The award of Victoria Cross to Private Crandon was announced in the London Gazette for 18 October 1901, and he received the medal from Lord Kitchener at Pretoria on 8 June 1902. For his service in South Africa he also received the Queen’s Medal with five clasps.
On his discharge he settled in Swinton near Manchester, now part of the City of Salford, and gained employment on the estate of Sir Lees Knowles. He was a member of the Guard of Honour when King Edward VII and Queen Alexandra visited Salford in 1905, being presented before them at the royal carriage when they unveiled the Boer War memorial adjacent to Salford Royal Hospital. Soon after this he immigrated to the United States.
When the Great War began he returned to the colours and enlisted with his old regiment in South Africa in October 1914. He was wounded in the left foot during the first battle of Ypres on 13 May 1915, and on his recovery he served two years in the Balkans, Salonica, Egypt and Palestine.
On his discharge in 1919 he returned to settle in Swinton. He attended the VC reunion held on 9 November 1929, hosted by the Prince of Wales in the Royal Gallery at the House of Lords. On 8 June 1946 he was one of 150 VCs invited to a special dinner at the Dorchester Hotel. In November 1948 he took the salute for the Royal British Legion drumhead at Swinton Cenotaph. However, soon after this he was the victim of a road accident in which he received two leg fractures and facial injuries which put him in hospital for several months.
Harry Crandon died at his home, 39 Kingsley Road, Swinton, on 2 January 1953, aged 71, and he was buried in the Church of England section of Swinton Cemetery. His medals are with the 13th/18th Hussars (now the Light Dragoons). There is a headstone at his grave and the Royal British Legion Housing Association has named Crandon Court in Pendlebury to honour his name.
The Victoria Cross is awarded for: ‘Conspicuous bravery and devotion to country in the presence of the enemy’. It was instituted by the royal warrant of Queen Victoria towards the end of the Crimean War in 1856, and men who fought in that campaign became the first recipients.
Queen Victoria took a great interest in the award and in the design of the medal, and the Duke of Newcastle had some interest in the creation of the award in his capacity as the Secretary of State for War. Prince Albert suggested that it should be named after Victoria, and the original motto was to have been ‘For the Brave’, but Victoria was of the opinion that this would lead to the inference that only those who have got the cross are considered to be brave, and decided that ‘For Valour’ would be more suitable.
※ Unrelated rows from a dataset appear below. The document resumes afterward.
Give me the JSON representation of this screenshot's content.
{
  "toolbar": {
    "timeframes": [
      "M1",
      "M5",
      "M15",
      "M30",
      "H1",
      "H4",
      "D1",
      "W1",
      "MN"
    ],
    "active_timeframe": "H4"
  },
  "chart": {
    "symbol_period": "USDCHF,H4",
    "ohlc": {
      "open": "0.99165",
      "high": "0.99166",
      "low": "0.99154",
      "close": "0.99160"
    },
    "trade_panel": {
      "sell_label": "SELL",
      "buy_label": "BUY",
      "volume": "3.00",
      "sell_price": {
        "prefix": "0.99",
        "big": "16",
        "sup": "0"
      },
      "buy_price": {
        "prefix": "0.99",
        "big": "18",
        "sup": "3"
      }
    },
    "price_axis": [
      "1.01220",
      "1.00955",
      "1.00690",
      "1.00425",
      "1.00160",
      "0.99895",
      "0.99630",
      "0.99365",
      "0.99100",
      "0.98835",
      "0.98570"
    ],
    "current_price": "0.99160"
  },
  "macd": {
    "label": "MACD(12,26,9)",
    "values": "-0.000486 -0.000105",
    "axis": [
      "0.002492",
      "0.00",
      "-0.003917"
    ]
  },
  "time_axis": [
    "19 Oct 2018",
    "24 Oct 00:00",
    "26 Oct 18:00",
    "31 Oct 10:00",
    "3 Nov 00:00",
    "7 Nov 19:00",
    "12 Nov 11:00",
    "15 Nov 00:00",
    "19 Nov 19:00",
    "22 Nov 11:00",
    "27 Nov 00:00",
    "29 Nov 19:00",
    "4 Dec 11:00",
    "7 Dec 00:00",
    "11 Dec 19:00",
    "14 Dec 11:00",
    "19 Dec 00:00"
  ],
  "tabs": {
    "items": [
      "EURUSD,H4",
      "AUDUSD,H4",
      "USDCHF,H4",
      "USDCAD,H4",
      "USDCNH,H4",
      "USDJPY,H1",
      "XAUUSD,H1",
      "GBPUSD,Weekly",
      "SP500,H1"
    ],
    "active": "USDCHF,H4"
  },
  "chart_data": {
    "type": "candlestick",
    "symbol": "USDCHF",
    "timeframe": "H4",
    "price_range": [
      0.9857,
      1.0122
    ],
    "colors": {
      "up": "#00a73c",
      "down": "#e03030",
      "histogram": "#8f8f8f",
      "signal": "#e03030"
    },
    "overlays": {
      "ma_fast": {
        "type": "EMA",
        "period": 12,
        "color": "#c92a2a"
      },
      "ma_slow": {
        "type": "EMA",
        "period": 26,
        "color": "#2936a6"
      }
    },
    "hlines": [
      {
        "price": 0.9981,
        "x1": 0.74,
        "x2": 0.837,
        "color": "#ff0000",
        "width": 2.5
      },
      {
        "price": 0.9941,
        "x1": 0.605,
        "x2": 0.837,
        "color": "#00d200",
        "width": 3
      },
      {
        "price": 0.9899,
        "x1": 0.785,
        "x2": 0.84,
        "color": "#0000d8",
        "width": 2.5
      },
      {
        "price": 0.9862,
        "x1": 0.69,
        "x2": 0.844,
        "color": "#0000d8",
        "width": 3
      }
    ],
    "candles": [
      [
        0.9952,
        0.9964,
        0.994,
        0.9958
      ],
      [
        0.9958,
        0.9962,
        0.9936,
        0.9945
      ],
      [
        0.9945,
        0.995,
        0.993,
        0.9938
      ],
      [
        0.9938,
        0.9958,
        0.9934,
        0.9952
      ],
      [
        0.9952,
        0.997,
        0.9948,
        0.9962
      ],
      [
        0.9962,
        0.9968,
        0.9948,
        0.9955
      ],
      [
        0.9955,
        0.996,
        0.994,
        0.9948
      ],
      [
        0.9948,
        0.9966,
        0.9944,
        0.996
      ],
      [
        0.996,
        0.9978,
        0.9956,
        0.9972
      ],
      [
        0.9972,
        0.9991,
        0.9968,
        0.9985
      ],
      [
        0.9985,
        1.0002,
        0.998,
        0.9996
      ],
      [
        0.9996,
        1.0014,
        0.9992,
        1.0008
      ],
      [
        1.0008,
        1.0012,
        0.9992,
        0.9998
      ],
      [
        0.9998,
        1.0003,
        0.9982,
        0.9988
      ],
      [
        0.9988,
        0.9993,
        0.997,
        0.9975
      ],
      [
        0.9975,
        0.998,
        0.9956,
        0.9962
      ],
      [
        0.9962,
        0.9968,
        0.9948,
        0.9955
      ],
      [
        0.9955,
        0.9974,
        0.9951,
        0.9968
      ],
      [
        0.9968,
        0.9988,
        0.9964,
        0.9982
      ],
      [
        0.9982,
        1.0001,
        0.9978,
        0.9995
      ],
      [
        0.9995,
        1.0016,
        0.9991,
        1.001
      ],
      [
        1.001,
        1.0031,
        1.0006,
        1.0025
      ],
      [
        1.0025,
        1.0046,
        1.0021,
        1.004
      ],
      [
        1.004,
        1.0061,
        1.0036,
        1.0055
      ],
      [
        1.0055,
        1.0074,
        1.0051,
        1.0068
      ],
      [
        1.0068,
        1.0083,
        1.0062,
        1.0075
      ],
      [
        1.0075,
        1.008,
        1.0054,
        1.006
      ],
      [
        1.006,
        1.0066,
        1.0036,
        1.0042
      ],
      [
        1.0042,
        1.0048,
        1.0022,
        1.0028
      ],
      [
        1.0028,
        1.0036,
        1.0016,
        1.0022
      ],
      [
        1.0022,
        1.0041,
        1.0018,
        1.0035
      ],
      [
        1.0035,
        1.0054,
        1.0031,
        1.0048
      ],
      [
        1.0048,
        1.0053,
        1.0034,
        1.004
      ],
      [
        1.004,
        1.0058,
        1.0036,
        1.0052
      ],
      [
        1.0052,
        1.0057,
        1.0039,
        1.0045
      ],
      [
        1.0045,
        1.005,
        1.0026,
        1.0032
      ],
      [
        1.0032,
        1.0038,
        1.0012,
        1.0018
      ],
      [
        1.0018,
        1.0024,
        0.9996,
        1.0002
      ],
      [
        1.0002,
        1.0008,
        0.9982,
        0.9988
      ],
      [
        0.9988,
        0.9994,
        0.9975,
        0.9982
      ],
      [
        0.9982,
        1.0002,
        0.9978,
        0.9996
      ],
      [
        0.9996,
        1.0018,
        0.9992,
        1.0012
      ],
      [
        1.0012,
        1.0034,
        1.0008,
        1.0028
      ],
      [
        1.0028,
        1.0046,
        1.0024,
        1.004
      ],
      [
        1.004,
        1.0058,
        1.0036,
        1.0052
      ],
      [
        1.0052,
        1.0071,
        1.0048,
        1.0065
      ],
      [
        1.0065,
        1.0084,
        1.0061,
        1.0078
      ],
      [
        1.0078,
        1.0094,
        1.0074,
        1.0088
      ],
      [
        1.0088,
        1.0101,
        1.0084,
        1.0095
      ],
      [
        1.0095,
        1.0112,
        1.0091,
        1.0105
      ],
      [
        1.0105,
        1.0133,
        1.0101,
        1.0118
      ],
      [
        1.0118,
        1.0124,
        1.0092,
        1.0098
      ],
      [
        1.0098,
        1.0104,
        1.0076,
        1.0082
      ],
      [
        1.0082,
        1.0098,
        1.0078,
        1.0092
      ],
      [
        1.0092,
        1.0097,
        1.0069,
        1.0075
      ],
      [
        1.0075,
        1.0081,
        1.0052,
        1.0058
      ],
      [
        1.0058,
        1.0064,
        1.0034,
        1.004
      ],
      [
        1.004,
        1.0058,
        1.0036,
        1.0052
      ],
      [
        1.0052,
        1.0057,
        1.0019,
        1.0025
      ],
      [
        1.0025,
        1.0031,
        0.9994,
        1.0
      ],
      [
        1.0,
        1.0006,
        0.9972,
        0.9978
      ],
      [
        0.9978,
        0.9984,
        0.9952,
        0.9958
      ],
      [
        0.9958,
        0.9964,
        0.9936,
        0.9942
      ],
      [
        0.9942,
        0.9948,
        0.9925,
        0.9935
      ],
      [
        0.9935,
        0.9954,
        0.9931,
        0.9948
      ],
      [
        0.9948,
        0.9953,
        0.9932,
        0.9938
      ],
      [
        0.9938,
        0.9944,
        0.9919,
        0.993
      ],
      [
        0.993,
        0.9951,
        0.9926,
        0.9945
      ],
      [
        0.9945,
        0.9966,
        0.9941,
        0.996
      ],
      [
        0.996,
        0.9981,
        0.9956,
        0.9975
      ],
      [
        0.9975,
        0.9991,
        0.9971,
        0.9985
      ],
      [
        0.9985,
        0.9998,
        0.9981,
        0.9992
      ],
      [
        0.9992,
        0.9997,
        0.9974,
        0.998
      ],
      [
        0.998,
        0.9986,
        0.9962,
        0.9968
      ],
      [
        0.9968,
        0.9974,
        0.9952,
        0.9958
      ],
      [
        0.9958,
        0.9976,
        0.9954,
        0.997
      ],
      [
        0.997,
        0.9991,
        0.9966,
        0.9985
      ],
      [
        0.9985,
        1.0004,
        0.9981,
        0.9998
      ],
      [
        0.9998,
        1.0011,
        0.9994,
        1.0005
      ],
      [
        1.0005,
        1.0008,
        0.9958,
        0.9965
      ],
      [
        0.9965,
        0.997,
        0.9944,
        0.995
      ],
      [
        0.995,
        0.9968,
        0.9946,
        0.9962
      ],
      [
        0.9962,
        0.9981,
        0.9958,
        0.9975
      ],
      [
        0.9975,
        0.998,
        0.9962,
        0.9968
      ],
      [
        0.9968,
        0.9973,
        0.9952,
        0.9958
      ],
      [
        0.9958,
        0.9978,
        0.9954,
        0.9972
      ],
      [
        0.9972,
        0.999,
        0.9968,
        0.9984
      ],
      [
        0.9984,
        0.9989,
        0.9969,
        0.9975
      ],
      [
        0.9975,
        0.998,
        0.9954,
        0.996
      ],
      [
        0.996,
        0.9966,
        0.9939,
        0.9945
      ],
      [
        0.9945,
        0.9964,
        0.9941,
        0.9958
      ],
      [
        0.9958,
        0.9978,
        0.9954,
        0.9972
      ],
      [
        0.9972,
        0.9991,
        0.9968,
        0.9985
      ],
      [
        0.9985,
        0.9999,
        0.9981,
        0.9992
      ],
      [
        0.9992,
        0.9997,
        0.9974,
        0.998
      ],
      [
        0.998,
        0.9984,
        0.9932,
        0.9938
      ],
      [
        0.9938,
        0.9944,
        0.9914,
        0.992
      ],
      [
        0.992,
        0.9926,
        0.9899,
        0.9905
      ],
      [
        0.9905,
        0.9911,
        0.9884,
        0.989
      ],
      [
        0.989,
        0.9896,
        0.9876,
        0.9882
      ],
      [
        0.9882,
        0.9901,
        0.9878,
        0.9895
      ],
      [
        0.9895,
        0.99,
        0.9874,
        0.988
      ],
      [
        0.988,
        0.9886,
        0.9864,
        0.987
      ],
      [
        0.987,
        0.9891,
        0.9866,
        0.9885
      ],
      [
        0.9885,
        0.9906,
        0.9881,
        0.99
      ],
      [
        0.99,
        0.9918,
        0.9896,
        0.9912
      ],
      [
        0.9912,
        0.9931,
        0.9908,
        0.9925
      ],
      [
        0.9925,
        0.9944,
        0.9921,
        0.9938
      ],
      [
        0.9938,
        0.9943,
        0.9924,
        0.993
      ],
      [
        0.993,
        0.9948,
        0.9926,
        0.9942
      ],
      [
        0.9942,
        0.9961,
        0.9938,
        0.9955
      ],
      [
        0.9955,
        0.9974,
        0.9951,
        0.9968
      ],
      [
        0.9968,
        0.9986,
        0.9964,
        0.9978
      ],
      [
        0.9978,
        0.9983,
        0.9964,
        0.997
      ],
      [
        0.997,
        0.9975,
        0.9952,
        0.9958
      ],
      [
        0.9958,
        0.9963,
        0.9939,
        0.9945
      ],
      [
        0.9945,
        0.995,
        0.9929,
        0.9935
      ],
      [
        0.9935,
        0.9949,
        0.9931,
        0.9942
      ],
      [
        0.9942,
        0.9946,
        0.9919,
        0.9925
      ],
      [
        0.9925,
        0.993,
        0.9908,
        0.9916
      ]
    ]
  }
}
The design was not to be particularly ornate and not of high metallic value. All the medals have been cast by Hancock’s in London, using bronze from the cascobels of guns which Russian forces had captured from the Chinese and the British had captured from the Russians at Sebastopol. Rank, long service or wound was to have no special influence in who qualified for the award. The first recipient announcements were published in the London Gazette for 24 February 1857 investiture took place in Hyde Park, London, on 26 June 1857, when 62 Crimean veterans received the medal from the Queen herself. It originally carried an annual pension of £10, which became £100 in 1959, and was raised to £1000 in 1995.